The moment
The Battle Of Castle Black
The episode
“The Watchers On The Wall” (season four, episode 9)
It’s hard to discuss “The Watchers On The Wall” without touching on season two’s “Blackwater.” Both depict climactic battles, both share a director in The Descent’s Neil Marshall, and both unfold with the kind of sprawl—in action and extras—that’s typically reserved for Hollywood. The Castle Black siege was as ballyhooed as Blackwater’s seaside skirmish in the months leading up to its unveiling, but many found it a letdown.
It satisfies on a surface level—the storytelling is clear, the pacing brisk, and the action thrilling—and even finds some visual ingenuity in the dreary towers of Castle Black, like the ice-shredding scythe that annihilates any wildlings scaling the wall. What the battle lacks, though, are the character beats of “Blackwater,” an episode that interspersed its clanging axes and wildfire with profound turns for Tyrion, Sansa, Cersei, Stannis, and a number of other major characters.

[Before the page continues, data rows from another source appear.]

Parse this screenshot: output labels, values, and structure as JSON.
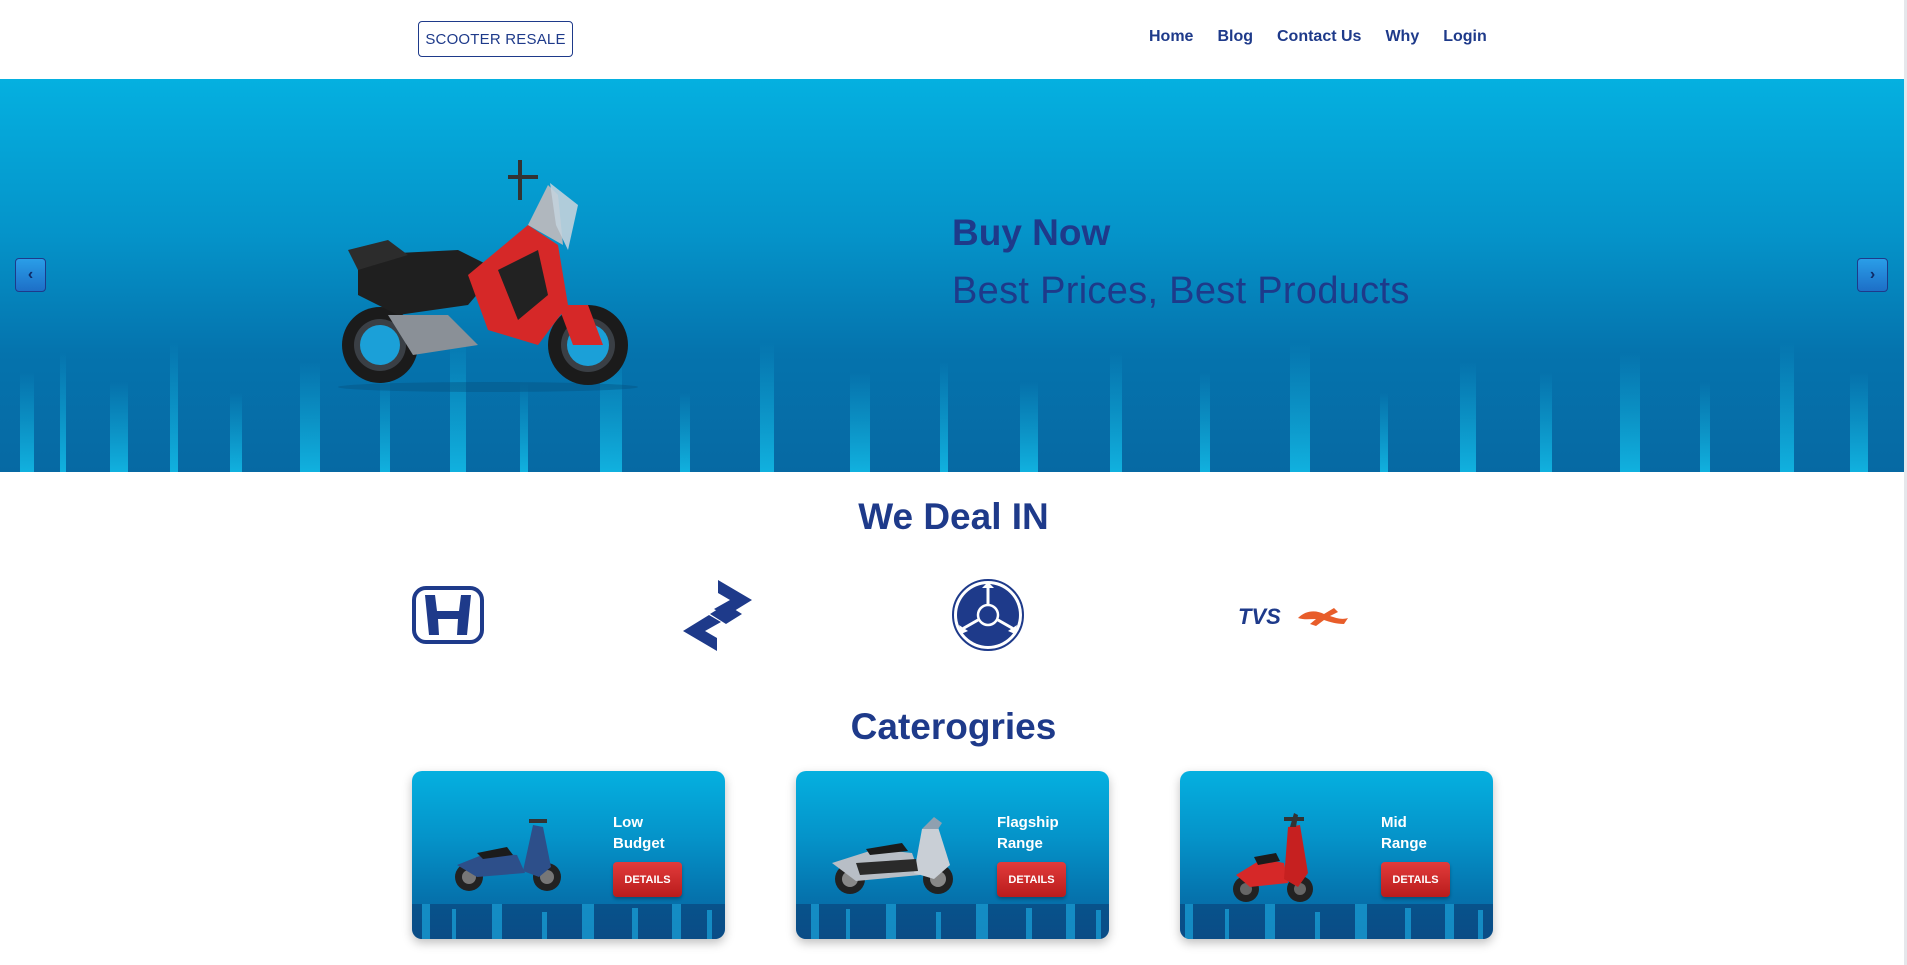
{
  "header": {
    "brand": "SCOOTER RESALE",
    "nav": [
      "Home",
      "Blog",
      "Contact Us",
      "Why",
      "Login"
    ]
  },
  "hero": {
    "title": "Buy Now",
    "subtitle": "Best Prices, Best Products",
    "prev_icon": "‹",
    "next_icon": "›"
  },
  "brands": {
    "title": "We Deal IN",
    "tvs_text": "TVS"
  },
  "categories": {
    "title": "Caterogries",
    "items": [
      {
        "line1": "Low",
        "line2": "Budget",
        "button": "DETAILS"
      },
      {
        "line1": "Flagship",
        "line2": "Range",
        "button": "DETAILS"
      },
      {
        "line1": "Mid",
        "line2": "Range",
        "button": "DETAILS"
      }
    ]
  },
  "colors": {
    "primary": "#1e3a8a",
    "hero_top": "#05b0e0",
    "hero_bottom": "#0669a3",
    "button_red": "#d32f2f"
  }
}
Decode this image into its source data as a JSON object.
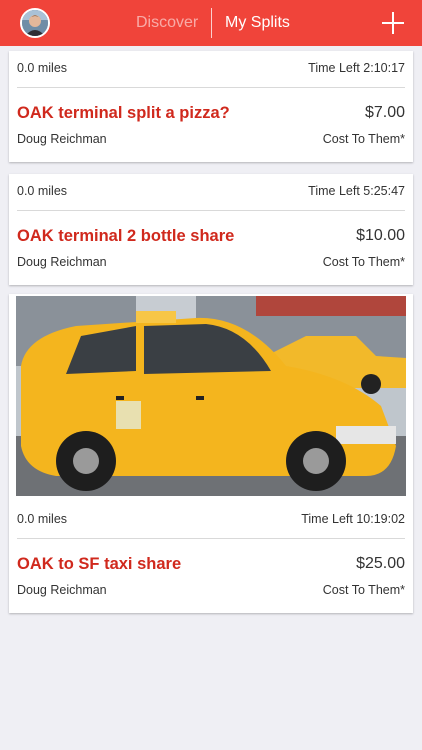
{
  "header": {
    "tabs": [
      {
        "label": "Discover",
        "active": false
      },
      {
        "label": "My Splits",
        "active": true
      }
    ],
    "add_icon": "plus-icon",
    "avatar_icon": "user-avatar",
    "colors": {
      "accent": "#f0443a",
      "title": "#d0291d"
    }
  },
  "splits": [
    {
      "distance": "0.0 miles",
      "time_left": "Time Left 2:10:17",
      "title": "OAK terminal split a pizza?",
      "price": "$7.00",
      "owner": "Doug Reichman",
      "cost_label": "Cost To Them*",
      "has_image": false
    },
    {
      "distance": "0.0 miles",
      "time_left": "Time Left 5:25:47",
      "title": "OAK terminal 2 bottle share",
      "price": "$10.00",
      "owner": "Doug Reichman",
      "cost_label": "Cost To Them*",
      "has_image": false
    },
    {
      "distance": "0.0 miles",
      "time_left": "Time Left 10:19:02",
      "title": "OAK to SF taxi share",
      "price": "$25.00",
      "owner": "Doug Reichman",
      "cost_label": "Cost To Them*",
      "has_image": true,
      "image_icon": "taxi-photo"
    }
  ]
}
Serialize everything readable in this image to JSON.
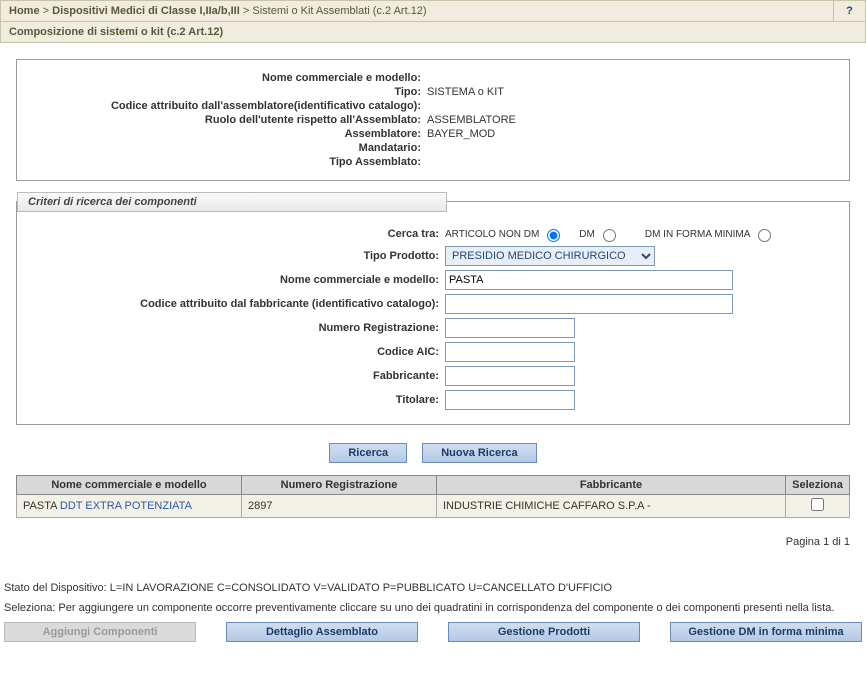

Here, all we have is Jon Snow, who, at this point, is a total drag—sorry, Kit—and Sam, who, despite John Bradley’s endearing performance, simply doesn’t have the underdog charisma of Peter Dinklage. Rose Leslie remains compelling as Ygritte, but her relative absence this season goes a long way in nullifying the emotional impact of her death. She and Jon haven’t seen each other in nine episodes, and a blood-choked “you know nothing” isn’t enough to stir up their stale connection.